Q : Quelle est la première étape pratique que notre organisation peut franchir ?

R : Commencez par créer une taxonomie des risques spécifique à vos cas d’usage d’IA prévus. Identifiez les 5 à 10 principaux résultats préjudiciables que vous devez prévenir (par exemple, révéler des informations personnelles identifiables, donner des conseils juridiques, générer un langage toxique). Utilisez cette taxonomie pour évaluer les fournisseurs de modèles et pour concevoir vos propres protocoles internes de test et de surveillance.

Q : Ce processus garantit-il qu’un modèle est sûr à 100 % ?

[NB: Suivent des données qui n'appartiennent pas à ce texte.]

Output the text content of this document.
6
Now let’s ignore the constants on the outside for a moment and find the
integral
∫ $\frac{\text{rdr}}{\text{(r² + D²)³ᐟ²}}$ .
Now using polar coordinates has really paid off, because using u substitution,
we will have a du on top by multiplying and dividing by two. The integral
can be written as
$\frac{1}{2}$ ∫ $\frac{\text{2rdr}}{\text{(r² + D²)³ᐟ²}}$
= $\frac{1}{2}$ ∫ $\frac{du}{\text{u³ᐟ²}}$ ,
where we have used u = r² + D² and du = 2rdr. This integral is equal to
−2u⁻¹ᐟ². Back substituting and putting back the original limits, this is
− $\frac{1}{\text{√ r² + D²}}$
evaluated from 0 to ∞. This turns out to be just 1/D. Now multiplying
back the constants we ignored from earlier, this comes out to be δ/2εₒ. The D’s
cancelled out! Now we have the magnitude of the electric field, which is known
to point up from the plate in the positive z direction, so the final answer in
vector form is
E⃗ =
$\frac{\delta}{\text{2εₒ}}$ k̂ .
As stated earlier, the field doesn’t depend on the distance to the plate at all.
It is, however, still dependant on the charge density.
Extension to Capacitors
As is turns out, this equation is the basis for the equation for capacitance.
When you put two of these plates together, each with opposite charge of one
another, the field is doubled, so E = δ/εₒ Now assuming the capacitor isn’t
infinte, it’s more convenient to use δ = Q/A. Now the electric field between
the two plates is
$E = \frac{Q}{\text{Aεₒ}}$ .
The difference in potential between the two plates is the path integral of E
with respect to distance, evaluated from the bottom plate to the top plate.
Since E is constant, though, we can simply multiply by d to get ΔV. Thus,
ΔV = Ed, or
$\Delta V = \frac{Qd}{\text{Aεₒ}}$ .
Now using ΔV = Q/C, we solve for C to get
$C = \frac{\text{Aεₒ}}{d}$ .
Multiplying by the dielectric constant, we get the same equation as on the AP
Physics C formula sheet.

R : Non, et il est important de considérer la sécurité comme un processus de réduction continue des risques, et non comme une garantie ponctuelle de perfection. Le red-teaming automatisé élargit considérablement la portée et l’échelle des tests, vous permettant de trouver et de corriger des défauts que vous auriez manqués autrement. Il rend les modèles nettement plus sûrs, mais la supervision humaine et une surveillance robuste en production restent essentielles.


Conclusion

Le passage du jailbreaking manuel et adverse au red-teaming automatisé et évolutif marque une maturation significative dans le domaine de la sécurité de l’IA. Il fournit aux dirigeants d’entreprise les outils pour regarder au-delà des capacités déclarées d’un modèle et sonder ses comportements inhérents et émergents. Nous pensons que cette approche proactive, fondée sur des preuves, pour découvrir les défaillances « on-policy » deviendra la norme de diligence pour un déploiement responsable de l’IA. Il ne suffit plus d’espérer qu’un modèle se comporte comme prévu ; nous devons disposer des systèmes pour le vérifier. Chez Thinkia, nous aidons les organisations à construire les cadres de gouvernance et l’infrastructure technique pour intégrer cette couche d’assurance essentielle dans leur stratégie d’IA, transformant le risque en une composante gérée et mesurable de l’innovation.